De inspecteur heeft geconstateerd dat omdat in de aangifte het Oostenrijkse loon en de Oostenrijkse loonheffing in een verkeerde rubriek is aangegeven, belanghebbende meer heeft teruggekregen (€ 10.648; zie 2.5) dan waarop hij recht heeft. Om die reden is de navorderingsaanslag opgelegd. Daarbij is het belastbare inkomen uit werk en woning voor de IB vastgesteld op € 5.562, is het premie-inkomen vastgesteld op nihil en is rekening gehouden met een loonheffing van in totaal € 8.240 (zie 2.1 en 2.2). De IB/PVV bedraagt, na toepassing van de heffingskortingen, nihil. De navorderingsaanslag resulteert in een te betalen bedrag van € 2.408, vermeerderd met € 272 belastingrente. De navorderingsaanslag is bij uitspraak op bezwaar gehandhaafd.
De rechtbank heeft de beschikking belastingrente ter zake van de navorderingsaanslag verminderd tot één berekend over de periode 1 juli 2016 tot en met 7 januari 2017, het verzamelinkomen vastgesteld op € 669, de conserverende aanslag vermindert tot één berekend naar een te conserveren inkomen van € 10.206 en de beschikking revisierente dienovereenkomstig verminderd.
De uitspraak van de rechtbank is op 23 juni 2021 openbaar gemaakt door publicatie op www.rechtspraak.nl en op 5 juli 2021 aangetekend aan partijen verzonden. Uit de door PostNL verstrekte informatie kan worden afgeleid dat de uitspraak op 6 juli 2021 niet bezorgd kon worden op het adres van gemachtigde en dat het vanaf die datum kon worden afgehaald bij een PostNL-punt. Dit poststuk is niet afgehaald en op 21 juli 2021 retour gezonden naar de rechtbank, waar het op 22 juli 2021 is bezorgd.

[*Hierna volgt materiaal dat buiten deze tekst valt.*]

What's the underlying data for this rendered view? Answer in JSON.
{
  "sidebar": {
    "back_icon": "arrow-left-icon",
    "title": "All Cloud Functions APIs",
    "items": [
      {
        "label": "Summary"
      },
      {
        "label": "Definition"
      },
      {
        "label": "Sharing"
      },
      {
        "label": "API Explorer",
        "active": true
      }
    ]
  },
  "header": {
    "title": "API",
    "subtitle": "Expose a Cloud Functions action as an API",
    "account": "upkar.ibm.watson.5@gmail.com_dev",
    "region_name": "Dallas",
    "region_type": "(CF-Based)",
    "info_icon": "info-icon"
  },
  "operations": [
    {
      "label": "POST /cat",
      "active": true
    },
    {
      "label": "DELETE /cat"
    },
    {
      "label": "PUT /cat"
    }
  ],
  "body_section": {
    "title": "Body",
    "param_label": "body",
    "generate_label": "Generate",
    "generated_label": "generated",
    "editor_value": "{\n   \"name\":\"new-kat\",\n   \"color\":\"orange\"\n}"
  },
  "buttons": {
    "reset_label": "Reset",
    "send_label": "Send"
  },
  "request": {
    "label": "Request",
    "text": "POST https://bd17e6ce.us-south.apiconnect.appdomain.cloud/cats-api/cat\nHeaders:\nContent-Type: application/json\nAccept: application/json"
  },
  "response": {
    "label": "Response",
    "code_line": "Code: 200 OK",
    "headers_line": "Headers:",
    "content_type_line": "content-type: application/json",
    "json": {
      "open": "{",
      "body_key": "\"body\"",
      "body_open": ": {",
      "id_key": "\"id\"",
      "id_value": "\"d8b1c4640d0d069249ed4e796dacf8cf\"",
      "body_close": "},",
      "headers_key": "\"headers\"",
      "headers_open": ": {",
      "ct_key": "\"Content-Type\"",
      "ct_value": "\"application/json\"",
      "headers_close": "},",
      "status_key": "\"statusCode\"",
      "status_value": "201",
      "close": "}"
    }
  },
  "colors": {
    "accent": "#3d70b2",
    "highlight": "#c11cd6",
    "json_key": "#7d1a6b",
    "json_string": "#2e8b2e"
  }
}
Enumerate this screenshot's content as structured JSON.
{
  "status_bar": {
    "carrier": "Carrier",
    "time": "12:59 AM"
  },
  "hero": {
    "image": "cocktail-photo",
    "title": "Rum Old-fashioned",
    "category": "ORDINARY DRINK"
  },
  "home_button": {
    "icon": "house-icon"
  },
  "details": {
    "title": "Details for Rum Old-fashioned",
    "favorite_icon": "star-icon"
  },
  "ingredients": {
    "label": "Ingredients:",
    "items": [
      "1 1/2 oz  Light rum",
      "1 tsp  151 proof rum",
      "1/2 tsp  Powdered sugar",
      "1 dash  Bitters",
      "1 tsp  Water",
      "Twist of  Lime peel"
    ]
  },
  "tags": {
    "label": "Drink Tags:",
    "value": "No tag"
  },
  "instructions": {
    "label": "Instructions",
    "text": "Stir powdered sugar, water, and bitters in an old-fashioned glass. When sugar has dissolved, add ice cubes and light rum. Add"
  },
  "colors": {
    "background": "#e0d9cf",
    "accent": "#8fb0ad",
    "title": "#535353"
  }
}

Gemachtigde heeft begin september kennis genomen van de uitspraak via www.rechtspraak.nl.
3 Geschil en conclusies van partijen
Het geschil betreft het antwoord op de volgende vragen:
1. Is het hoger beroep ontvankelijk?
2. Dient de navorderingsaanslag respectievelijk de conserverende aanslag te worden vernietigd wegens een ambtelijk verzuim van de zijde van de inspecteur?
Belanghebbende concludeert tot vernietiging van de uitspraak van de rechtbank en vernietiging van de conserverende aanslag en de navorderingsaanslag. De inspecteur concludeert tot bevestiging van de uitspraak van de rechtbank.